Endometrioma: Diagnóstico Ultrassonográfico e Dor Pélvica

FJG - Fundação João Goulart / SMS Rio de Janeiro — Prova 2020

Enunciado

Mulher de 28 anos procurou atendimento de urgência com quadro de dor abdominal em andar inferior, de forte intensidade. Relata que vem apresentando, há pelo menos seis meses, dor pélvica de intensidade gradativa. No exame ecográfico realizado de urgência, demonstrou a presença de formação cística com ecos internos difusos de baixa intensidade, distribuídos homogeneamente, medindo 6.0 cm, em topografia anexial direita de provável origem ovariana. A hipótese diagnóstica provável é:

Alternativas

  1. A) cisto torcido
  2. B) cisto hemático
  3. C) teratoma imaturo
  4. D) endometrioma

Pérola Clínica

Cisto anexial com ecos internos difusos de baixa intensidade, homogêneos e dor pélvica crônica → endometrioma.

Resumo-Chave

Endometriomas, também conhecidos como "cistos de chocolate", são coleções de sangue antigo e espesso dentro do ovário, resultantes da endometriose. Na ultrassonografia, aparecem como massas císticas com ecos internos homogêneos de baixa intensidade, frequentemente associados à dor pélvica crônica.

Contexto Educacional

Endometriomas são cistos ovarianos resultantes da endometriose, uma condição em que o tecido endometrial cresce fora do útero. São comumente chamados de "cistos de chocolate" devido ao seu conteúdo de sangue antigo, espesso e amarronzado. A endometriose afeta milhões de mulheres em idade reprodutiva e é uma causa significativa de dor pélvica crônica, infertilidade e dispareunia. O diagnóstico de endometrioma é frequentemente suspeitado com base na história clínica de dor pélvica crônica, dismenorreia severa e/ou infertilidade, e confirmado por exames de imagem, principalmente a ultrassonografia pélvica. As características ultrassonográficas típicas incluem uma massa cística com ecos internos difusos de baixa intensidade, homogêneos, que dão a aparência de "vidro moído" ou "ground glass". A presença de focos ecogênicos na parede do cisto também pode ser observada. O manejo do endometrioma depende dos sintomas, tamanho do cisto, desejo de gravidez e idade da paciente. Pode variar desde o acompanhamento expectante, tratamento medicamentoso para controle da dor (analgésicos, contraceptivos hormonais) até a intervenção cirúrgica (cistectomia ovariana) em casos de dor refratária, infertilidade ou suspeita de malignidade. É crucial diferenciar o endometrioma de outras massas anexiais, como cistos hemorrágicos, teratomas ou neoplasias.

Perguntas Frequentes

Quais são as características ultrassonográficas típicas de um endometrioma?
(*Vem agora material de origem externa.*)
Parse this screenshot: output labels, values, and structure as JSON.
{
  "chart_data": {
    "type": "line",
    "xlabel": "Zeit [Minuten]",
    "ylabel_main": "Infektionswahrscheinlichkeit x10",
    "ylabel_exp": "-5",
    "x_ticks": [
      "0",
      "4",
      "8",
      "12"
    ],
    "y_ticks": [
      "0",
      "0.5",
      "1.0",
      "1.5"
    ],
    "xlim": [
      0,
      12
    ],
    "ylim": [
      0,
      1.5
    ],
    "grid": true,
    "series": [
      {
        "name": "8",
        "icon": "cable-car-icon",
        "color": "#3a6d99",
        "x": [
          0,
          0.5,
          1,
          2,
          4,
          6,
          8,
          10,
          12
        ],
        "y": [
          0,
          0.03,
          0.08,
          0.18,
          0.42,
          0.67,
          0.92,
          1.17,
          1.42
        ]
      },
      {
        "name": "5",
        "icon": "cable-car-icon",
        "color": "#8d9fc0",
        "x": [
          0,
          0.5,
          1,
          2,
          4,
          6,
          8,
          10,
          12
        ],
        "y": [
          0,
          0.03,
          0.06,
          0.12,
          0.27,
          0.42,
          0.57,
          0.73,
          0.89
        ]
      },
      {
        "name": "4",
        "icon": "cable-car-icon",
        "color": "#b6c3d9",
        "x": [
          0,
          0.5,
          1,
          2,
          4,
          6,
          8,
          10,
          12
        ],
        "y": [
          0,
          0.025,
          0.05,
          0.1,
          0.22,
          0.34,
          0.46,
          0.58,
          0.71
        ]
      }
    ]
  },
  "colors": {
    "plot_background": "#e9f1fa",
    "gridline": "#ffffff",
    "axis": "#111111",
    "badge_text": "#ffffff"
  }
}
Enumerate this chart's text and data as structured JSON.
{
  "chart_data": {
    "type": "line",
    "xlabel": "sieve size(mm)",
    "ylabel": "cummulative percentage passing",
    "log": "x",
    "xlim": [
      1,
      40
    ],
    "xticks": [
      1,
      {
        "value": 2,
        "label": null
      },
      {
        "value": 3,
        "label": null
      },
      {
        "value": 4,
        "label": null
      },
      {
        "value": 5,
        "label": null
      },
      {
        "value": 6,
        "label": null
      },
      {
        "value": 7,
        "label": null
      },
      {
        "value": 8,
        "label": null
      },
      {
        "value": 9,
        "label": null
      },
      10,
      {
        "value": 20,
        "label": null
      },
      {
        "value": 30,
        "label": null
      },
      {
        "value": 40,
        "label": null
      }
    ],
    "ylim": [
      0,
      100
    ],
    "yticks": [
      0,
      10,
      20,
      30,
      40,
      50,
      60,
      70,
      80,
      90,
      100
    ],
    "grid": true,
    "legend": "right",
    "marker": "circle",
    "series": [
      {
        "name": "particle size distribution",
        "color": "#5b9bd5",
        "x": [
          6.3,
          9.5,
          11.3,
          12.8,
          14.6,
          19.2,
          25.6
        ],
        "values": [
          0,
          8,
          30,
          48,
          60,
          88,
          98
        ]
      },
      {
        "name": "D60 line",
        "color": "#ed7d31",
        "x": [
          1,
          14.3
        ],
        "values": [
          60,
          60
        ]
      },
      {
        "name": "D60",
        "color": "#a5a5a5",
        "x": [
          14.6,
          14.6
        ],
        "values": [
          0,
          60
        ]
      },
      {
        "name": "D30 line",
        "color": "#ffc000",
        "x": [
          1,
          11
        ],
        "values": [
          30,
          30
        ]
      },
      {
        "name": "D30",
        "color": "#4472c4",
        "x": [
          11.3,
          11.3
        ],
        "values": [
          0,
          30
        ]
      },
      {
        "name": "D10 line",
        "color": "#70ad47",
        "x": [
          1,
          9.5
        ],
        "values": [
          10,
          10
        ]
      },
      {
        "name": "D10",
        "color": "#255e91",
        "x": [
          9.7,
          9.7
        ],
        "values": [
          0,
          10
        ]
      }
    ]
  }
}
Um endometrioma classicamente se apresenta como uma massa cística unilocular ou multilocular com conteúdo homogêneo de baixa ecogenicidade ("vidro moído" ou "ground glass appearance"), sem componente sólido vascularizado, e frequentemente com focos ecogênicos parietais.

Como diferenciar um endometrioma de um cisto hemorrágico agudo na ultrassonografia?

Cistos hemorrágicos agudos geralmente apresentam um padrão de ecos internos mais heterogêneo e reticular (coágulo em retração), com história de início súbito da dor. Endometriomas tendem a ter ecos homogêneos e história de dor pélvica crônica.

Qual a relação entre endometrioma e dor pélvica crônica?

Endometriomas são uma manifestação da endometriose, uma condição inflamatória crônica. A presença de tecido endometrial ectópico no ovário causa inflamação, sangramento cíclico e formação de aderências, resultando em dor pélvica crônica, dismenorreia e dispareunia.